Semua lembaga pendidikan yang tersebut memang awalnya dibangun untuk
memenuhi kebutuhan Belanda, maka kurikulum pun disetting sesuai dengan
kepentingan penjajah. Parahnya pola pikir pendidikan penjajah itu masih tertanam di
benak bangsa ini sampai sekarang. Itulah makanya pendidikan Islam seperti
pesantren pada masa penjajahan dipinggirkan bahkan dilarang. Bahkan di masa
sekarang ketika Umat mempelajari Islam mulai tumbuh kesadarannya akan
pentingnya pemahaman Islam yang kaffah kaum sekuler mencoba menghalanginya
dengan istilah moderasi agama.
Ada Peluang
Selalu ada peluang bagi guru dan orang tua untuk berjuang mendidik anaknya
terhindar dari pengaruh sekulerisme.
Pertama, dihapusnya Ujian Nasional. Dengan dihapusnya ujian nasional, maka orang
tua, guru, serta lembaga pendidikan tidak lagi disibukan atau menyita waktunya
untuk mengajarkan anak mata pelajaran yang bersifat keduniaan. Di masa anak-anak
dan remaja orang tua terutama bisa memberi porsi yang lebih kepada anaknya
untuk memahami dasar-dasar agama (aqidah dan syariah).
Kedua, Guru dan lembaga pendidikan di kurikulum yang baru diberikan keleluasaan
untuk mengembangkan materi. Karena pemerintah hanya memberi batasan yang
disebut dengan Capaian Pembelajaran. Guru atau sekolah tidak dikejar target harus
menyelesaikan materi-materi yang berupa KD seperti di kurikulum 2013. Materi-
materi diserahkan untuk dikembangkan oleh sekolah dan guru dan sekolah. Yang
penting tetap mengacu ke Capaian Pembelajaran yang masih bersifat umum.
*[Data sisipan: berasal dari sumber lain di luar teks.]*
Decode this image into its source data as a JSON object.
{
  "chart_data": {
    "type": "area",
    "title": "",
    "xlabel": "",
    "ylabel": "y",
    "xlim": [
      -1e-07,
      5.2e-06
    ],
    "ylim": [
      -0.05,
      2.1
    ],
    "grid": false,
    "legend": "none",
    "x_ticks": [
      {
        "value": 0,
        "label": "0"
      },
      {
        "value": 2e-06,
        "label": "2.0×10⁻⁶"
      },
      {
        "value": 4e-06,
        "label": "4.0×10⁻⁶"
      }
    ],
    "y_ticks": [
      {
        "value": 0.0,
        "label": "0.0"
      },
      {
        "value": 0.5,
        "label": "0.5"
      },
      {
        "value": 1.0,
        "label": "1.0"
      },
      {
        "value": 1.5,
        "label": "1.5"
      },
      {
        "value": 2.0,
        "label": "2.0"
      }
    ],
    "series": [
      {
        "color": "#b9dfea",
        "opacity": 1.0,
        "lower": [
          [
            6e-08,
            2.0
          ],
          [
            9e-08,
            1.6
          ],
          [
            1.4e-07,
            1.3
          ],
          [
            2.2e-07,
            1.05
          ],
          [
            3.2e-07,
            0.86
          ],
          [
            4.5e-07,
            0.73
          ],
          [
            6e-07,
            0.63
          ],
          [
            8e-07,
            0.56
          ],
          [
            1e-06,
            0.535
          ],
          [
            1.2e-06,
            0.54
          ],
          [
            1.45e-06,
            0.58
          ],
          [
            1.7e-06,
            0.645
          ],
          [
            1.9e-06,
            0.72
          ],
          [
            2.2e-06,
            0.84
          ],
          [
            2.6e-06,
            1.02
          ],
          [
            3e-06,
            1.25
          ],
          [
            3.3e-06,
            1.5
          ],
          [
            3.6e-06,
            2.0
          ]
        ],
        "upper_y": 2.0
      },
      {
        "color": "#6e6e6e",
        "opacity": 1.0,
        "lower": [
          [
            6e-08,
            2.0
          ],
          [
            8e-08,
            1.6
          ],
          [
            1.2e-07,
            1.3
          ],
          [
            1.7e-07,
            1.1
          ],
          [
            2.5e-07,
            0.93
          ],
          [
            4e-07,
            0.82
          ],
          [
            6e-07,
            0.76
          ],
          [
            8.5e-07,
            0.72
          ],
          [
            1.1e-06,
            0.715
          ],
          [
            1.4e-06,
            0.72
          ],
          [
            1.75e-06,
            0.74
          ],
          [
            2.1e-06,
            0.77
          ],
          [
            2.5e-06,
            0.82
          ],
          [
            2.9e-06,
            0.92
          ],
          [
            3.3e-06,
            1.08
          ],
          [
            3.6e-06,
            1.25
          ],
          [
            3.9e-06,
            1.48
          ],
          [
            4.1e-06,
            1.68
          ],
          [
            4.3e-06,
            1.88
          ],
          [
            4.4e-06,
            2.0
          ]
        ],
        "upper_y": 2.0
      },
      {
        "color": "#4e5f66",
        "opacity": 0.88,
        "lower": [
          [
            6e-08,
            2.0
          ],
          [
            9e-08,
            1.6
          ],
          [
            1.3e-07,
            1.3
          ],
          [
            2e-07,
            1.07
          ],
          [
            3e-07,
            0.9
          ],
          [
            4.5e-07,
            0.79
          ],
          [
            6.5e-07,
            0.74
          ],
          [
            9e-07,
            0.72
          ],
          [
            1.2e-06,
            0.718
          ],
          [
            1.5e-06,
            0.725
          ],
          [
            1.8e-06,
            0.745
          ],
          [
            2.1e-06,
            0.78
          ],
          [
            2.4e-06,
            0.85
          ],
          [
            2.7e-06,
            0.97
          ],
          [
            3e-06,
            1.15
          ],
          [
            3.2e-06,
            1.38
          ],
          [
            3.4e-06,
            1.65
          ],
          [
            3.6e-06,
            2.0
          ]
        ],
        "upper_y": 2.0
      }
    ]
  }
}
Kedepanya saya optimis bahwa kurikulum pendidikan Islam akan maju,
apalagi kalau didukung dengan berdirinya daulah khilafah. Tapi setidaknya saya
melihat model kurikulum pendidikan Islam di Ponpes Darussalam Gontor yang
diadopsi oleh ratusan pesantren di Indoneisa bahkan di luar negeri (ponpes di
Jerman dan Amerika). Jadi nanti kurikulum pendidikan akan merujuk pada lembaga-
lembaga pendidikan yang terpercaya, lulusan-lulusannya akan diberikan ijazah
melalui talaqi ke syeikh termasyhur dibidangnya.